Community Health Improvement Plans (CHIPs) are intended to guide communities’ efforts to address public health challenges and reduce health disparities. Though people with disabilities are one in four U.S. adults and face significant health disparities, they remain largely uninvolved and invisible in these critical planning processes.
Recent research reveals a troubling gap: this population - federally recognized as being more prone to health disparities - is often excluded from the very planning processes designed to promote health equity. A pioneering study examining 342 Community Health Assessments and 241 CHIPs from nationally accredited health departments found:
- Less than 25% of CHIPs included goals specifically focused on people with disabilities.
- While 65% of assessments included disability demographics, only 43% acknowledged health disparities in this population.
- No hospital or academic-led CHIPs included disability-specific interventions.
Tom Quade, one of the study’s authors, is also the Senior Director of Health for Special Olympics International, North America (SONA) and a past president of the American Public Health Association (APHA). In a statement to Ascendient, he offered his bottom-line assessment of the situation:
“Inclusive Community Health Assessments (CHA) and Community Health Improvement Plans (CHIP) are essential to the identification and mitigation of health inequities. People with Intellectual and Developmental Disabilities experience the largest negative health disparities in health status, health outcomes, health risk behaviors, and access to health care. The pursuit of health equity depends on the public health system's intentional inclusion of this population.
“I am wholly confident that the successful mitigation of disparities across the social drivers of health for this population will certainly mitigate similar barriers for the entire population.”
Why Inclusion Lags
The research tells us that communities often document the presence of disabilities in the population but fail to translate awareness into action. There are several reasons for this:
- Limited Representation: Only 15.6% of CHIPs included disability partners on steering committees, yet participation proved crucial – those with disability representation had 6.2 times greater odds of including disability-specific goals.
- Siloed Processes: Many health departments conduct their CHA/CHIP process without including local hospitals and health systems. But the research showed that CHIPs developed by mixed community partnerships, including the healthcare sector and others, had 5.0 times greater odds of including disability-specific goals compared to department-only efforts.
- Knowledge Gaps: Public health professionals often lack training in disability awareness and accessibility requirements.
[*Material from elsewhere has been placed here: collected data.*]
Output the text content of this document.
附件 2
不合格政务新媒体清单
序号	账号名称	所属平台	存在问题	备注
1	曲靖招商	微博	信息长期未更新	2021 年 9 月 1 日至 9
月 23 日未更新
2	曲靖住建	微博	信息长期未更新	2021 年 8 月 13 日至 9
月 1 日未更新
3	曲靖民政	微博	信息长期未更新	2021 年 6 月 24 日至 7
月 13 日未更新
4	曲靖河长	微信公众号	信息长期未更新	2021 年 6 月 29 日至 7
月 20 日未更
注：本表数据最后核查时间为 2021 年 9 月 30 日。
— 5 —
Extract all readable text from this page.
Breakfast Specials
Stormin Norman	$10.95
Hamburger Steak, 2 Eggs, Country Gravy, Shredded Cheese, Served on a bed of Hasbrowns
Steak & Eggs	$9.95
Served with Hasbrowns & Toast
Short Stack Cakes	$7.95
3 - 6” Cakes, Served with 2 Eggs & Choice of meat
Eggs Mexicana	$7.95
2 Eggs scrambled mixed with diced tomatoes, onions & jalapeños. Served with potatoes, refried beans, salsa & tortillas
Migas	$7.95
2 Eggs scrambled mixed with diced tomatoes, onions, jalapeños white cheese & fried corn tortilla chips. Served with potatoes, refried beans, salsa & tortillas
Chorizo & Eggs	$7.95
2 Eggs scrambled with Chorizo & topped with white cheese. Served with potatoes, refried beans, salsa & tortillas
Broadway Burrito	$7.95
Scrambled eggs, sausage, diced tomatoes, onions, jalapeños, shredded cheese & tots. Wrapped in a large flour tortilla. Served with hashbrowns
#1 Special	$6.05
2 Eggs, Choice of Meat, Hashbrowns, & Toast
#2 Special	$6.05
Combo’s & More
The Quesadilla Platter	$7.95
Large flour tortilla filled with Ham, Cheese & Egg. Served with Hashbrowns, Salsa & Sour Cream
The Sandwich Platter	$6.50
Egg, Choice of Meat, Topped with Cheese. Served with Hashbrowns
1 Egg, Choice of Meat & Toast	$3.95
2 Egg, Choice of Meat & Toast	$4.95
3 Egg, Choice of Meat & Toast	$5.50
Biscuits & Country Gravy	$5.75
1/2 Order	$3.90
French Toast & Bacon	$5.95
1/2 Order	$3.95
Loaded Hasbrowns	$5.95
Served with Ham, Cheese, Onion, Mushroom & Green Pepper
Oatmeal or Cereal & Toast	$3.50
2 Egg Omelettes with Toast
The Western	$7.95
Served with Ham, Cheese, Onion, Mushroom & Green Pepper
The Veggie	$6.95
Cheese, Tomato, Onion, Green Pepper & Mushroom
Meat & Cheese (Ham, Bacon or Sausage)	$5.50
- Resource Constraints: Limited funding exists for disability-inclusive programming, creating cycles of exclusion.
Strategic Solutions
Disability inclusion represents more than demographic representation — it's about reimagining public health through an equity lens. When CHIPs authentically include people with disabilities, they address root causes rather than merely documenting disparities. This requires sustained commitment and cultural change within public health organizations and the communities they serve. A few examples:
- Build Partnerships: Establish ongoing relationships with disability organizations and advocacy groups, ensuring meaningful participation beyond consultation.
- Ensure Representation: Include disability community partners on steering committees from project outset.
- Focus on Priorities: Address key areas like housing, transportation, healthcare access, and nutrition—concrete starting points for inclusion efforts.
- Embrace Collaboration: Mixed partnership approaches consistently produce more inclusive outcomes than isolated efforts.
- Invest in Training: Provide disability awareness education for staff and partners.
Conclusion
The current gap represents both challenge and opportunity for public health leaders. Communities embracing disability inclusion will improve outcomes for people with disabilities while strengthening overall health equity approaches.
As public health evolves toward comprehensive, community-driven strategies, disability inclusion must become standard practice. The evidence is clear: meaningful inclusion of people with disabilities produces more effective interventions for reducing health disparities.
The question isn't whether communities can afford to include people with disabilities — it's whether they can afford not to. Authentic disability inclusion in assessment and planning represents a critical and necessary evolution in public health practice.